CIANIDE
Gods of Death
Hells HeadbangersTrack listing:
01. Desecration Storm
02. Forsaken Doom
03. Rising of the Beast
04. Dead and Rotting
05. Idolator
06. Terrorstrikes
07. The One True Death
08. Contained and Controlled
What is it about CELTIC FROST/HELLHAMMER and bands from Chicago? Need we even ask why? Actually, we do not. We just need to be glad that that a select group of veteran deathsters have incorporated riffing and tone elements of the venerated ones into a sound that is distinctly Windy City. Is it USURPER or LAIR OF THE MINOTAUR of which we speak? It is not. It is a band that has lurked deeper underneath those Chi-Town streets for more than two decades. That band is CIANIDE. Their new album is "Gods of Death" and it is one ugly, lethally poisonous death metal album.
CIANIDE has never been about technical wizardry nor are they frequently brought up during USDM roundtable discussions (though they should be),but those "in the know" fully admit that few bands rumble and reverberate quite like CIANIDE. Rather, their mission has always been about plugging in, lowering heads, and going for it with a bludgeoning rumble and a sickening growl. And for that a dedicated circle of supporters has been thankful and never expected anything else. That's a good thing because "Gods of Death" stays the course. That being stated, the more you listen the more you'll find that the songs have a staying power even greater than those on 2005's "Hell's Rebirth", itself a lovely little son of a bitch.
"Gods of Death" is an album of eight distinctly memorable doom-infected death songs that brutishly pound the listener with malicious intent and not a single one even remotely approaches filler. Retained are the hallowed characteristics of growled ugliness, tightly wound drum/bass punch, and sickening riff churn, qualities also shared by kindred spirits MASTER. Toward the right end of the speedometer you are afforded several opportunities to get your furious head-bang on, including the speedy Hell hammering of "Rising of the Beast" and the putrid romp of the title track. The same goes for opportunities to skip along dementedly with "Idolator", "Terrorstrikes", and "Contained and Controlled".

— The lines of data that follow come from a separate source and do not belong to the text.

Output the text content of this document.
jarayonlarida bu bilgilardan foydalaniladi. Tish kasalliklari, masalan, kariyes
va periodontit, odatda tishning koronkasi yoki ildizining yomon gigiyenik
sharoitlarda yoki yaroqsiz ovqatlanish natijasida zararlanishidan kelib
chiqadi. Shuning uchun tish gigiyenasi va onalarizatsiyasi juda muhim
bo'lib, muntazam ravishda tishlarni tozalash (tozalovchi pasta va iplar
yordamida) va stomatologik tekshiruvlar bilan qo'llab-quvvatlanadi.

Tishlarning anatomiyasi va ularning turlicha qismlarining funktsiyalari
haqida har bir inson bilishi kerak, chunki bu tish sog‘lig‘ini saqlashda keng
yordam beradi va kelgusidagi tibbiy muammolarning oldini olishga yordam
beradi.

But it is when CIANDIE descends to the depths of doomy death that the knot in your stomach will reach grapefruit size. The loping cadence and string-bent riff of "Forsaken Doom" is a supreme raiser of neck hairs. On "Dead and Rotting" and "The One True Death" the craters left are deep and the once fresh air that filled the room permanently polluted. With "Dead and Rotting" the movement between mournful march and two-beat terror, inclusive of tasty soloing, is demonstrative of a band that knows what it means to lock into one ungodly groove and jump without seam into another. During the meat-grinder plods and stuttering slow-gallops of closing monolith "The One True Death"CIANIDE then announce with twisted glee the official end of civilization as we know it. Too bad for you it isn't accompanied with an ascent to heaven, straight into the arms of God. Oh wait, we're talking about CIANIDE fans; it's a good thing. You've already made plans to buy "Gods of Death" anyway.